Bonus: Jennifer McGruther: Nourished Kitchen


Jonathan: Hey, everybody. Jonathan Bailor back with another Smarter Science of Slim show. Very excited about today’s show. We have a food educator. Just a food enthusiast. I love that. We need more food enthusiasts. Food is definitely something to be enthusiastic about. I don’t know the last time I was enthusiastic about some processed soy lecithin or this nonsense. I want to get passionate and educated about realfood. She is the proprietor and founder of the wonderful website, if you haven’t checked it out, please do so, NourishedKitchen.com.

She is the author of the upcoming Ten Speed Press title Nourished Kitchen: Farm-to-Table Recipes for the Traditional Foods Lifestyle, which – I like the traditional foods lifestyle. I like to call it the “what we did before everything went wrong lifestyle,” which makes a lot of sense to me. Jenny McGruther, welcome to the show.

Jennifer: Thank you so much, Jonathan. I’m really happy to be here and I definitely share your appreciation and enthusiasm for real food. And so much joy.

Jonathan: Well, Jenny, it’s a pleasure to have you. I just got off an interview myself and they’re like, “Is what you’re talking about this Paleo caveman diet?” and I said, “When did eating things that we ate for the entirety of human history become a diet? Isn’t that just the normal way to eat?”

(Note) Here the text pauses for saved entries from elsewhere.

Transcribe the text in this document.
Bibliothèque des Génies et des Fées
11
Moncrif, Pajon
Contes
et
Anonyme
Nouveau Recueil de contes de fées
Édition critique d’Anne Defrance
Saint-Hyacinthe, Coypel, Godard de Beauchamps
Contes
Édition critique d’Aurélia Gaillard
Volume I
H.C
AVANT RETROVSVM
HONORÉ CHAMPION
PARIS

Jennifer: I know. I can really identify but it’s amazing how quickly and how profoundly our relationship with food changed in the last fifty to a hundred years, even. It hasn’t been that long that we’ve been reliant on processed foods and during that time when our food systems and culinary heritage has changed. We’re really seeing a decline in overall wellness, and I’d say a decline in our true enjoyment of real food as well.

Jonathan: That true enjoyment of real food, Jenny, I think is the key to overcoming this because so often health – there’s actually been studies done on this and if you say that this is a healthy food or a healthy recipe, the feeling people get is a negative feeling. Health is associated with negativity whereas what we’re talking about here, these traditional whole healing foods, are really the most delicious foods available to us.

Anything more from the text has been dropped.